The Fourth Geneva Convention is very clear about settlements being illegal, as it explicitly bars an occupying power from transferring its own civilian population into occupied territory.

Pompeo’s position is that the US stance on West Bank settlements is based on “unique facts.” While not necessarily trying to reinterpret international law, the State Department will now argue that international law doesn’t advance the cause of peace and therefore should be ignored.

Instead, Pompeo will argue that any legal questions on Israel building settlements in occupied Palestine should be handled within Israeli courts.
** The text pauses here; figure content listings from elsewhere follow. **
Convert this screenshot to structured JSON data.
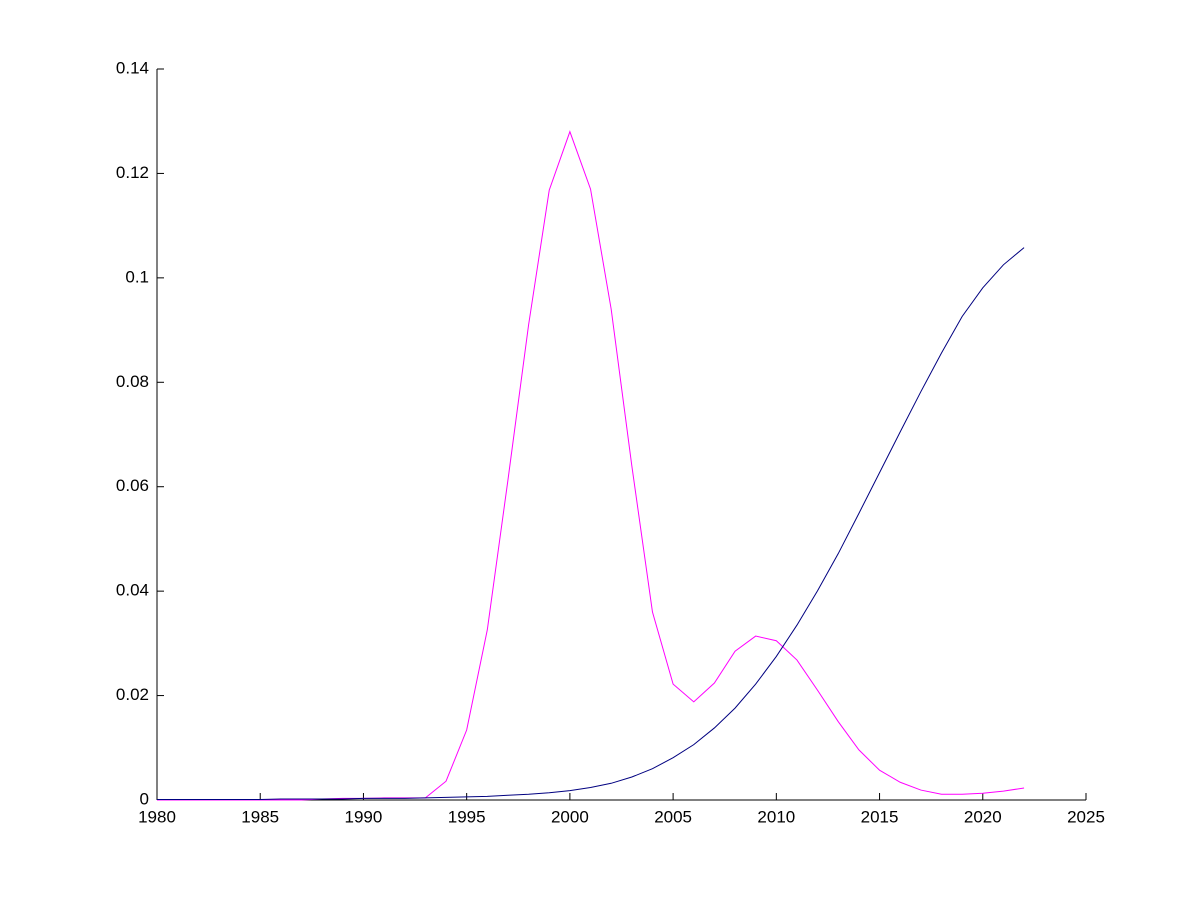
{
  "chart_data": {
    "type": "line",
    "x": [
      1980,
      1981,
      1982,
      1983,
      1984,
      1985,
      1986,
      1987,
      1988,
      1989,
      1990,
      1991,
      1992,
      1993,
      1994,
      1995,
      1996,
      1997,
      1998,
      1999,
      2000,
      2001,
      2002,
      2003,
      2004,
      2005,
      2006,
      2007,
      2008,
      2009,
      2010,
      2011,
      2012,
      2013,
      2014,
      2015,
      2016,
      2017,
      2018,
      2019,
      2020,
      2021,
      2022
    ],
    "series": [
      {
        "color": "#ff00ff",
        "values": [
          0,
          0,
          0,
          0,
          0,
          0,
          0,
          0,
          0.0002,
          0.0003,
          0.0003,
          0.0004,
          0.0004,
          0.0004,
          0.0036,
          0.0134,
          0.0326,
          0.0613,
          0.091,
          0.1168,
          0.128,
          0.117,
          0.094,
          0.064,
          0.036,
          0.0222,
          0.0188,
          0.0224,
          0.0285,
          0.0314,
          0.0305,
          0.0268,
          0.021,
          0.015,
          0.0096,
          0.0057,
          0.0034,
          0.0019,
          0.0011,
          0.0011,
          0.0013,
          0.0017,
          0.0023
        ]
      },
      {
        "color": "#000080",
        "values": [
          0.0001,
          0.0001,
          0.0001,
          0.0001,
          0.0001,
          0.0001,
          0.0002,
          0.0002,
          0.0002,
          0.0002,
          0.0003,
          0.0003,
          0.0003,
          0.0004,
          0.0005,
          0.0006,
          0.0007,
          0.0009,
          0.0011,
          0.0014,
          0.0018,
          0.0024,
          0.0032,
          0.0044,
          0.006,
          0.0081,
          0.0106,
          0.0138,
          0.0176,
          0.0222,
          0.0275,
          0.0335,
          0.0401,
          0.0472,
          0.0549,
          0.0627,
          0.0705,
          0.0782,
          0.0856,
          0.0926,
          0.0981,
          0.1025,
          0.1058
        ]
      }
    ],
    "xlim": [
      1980,
      2025
    ],
    "xticks": [
      1980,
      1985,
      1990,
      1995,
      2000,
      2005,
      2010,
      2015,
      2020,
      2025
    ],
    "ylim": [
      0,
      0.14
    ],
    "yticks": [
      0,
      0.02,
      0.04,
      0.06,
      0.08,
      0.1,
      0.12,
      0.14
    ]
  }
}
He added that he did not intend to prejudge the status of the Wes Bank in any peace deal.

This position further encourages the Israeli government to take steps to make the occupation permanent, secure in the knowledge that the US government is prepared to ignore international law. It also seemingly encourages them to block Palestinian statehood to allow for more settlements in the future.

In bolstering the Israeli far-right’s annexation position, the new US stance is likely intended to bolster Prime Minister Benjamin Netanyahu, at a time when his survival as premier is in doubt. Trump has expressed a preference for Netanyahu.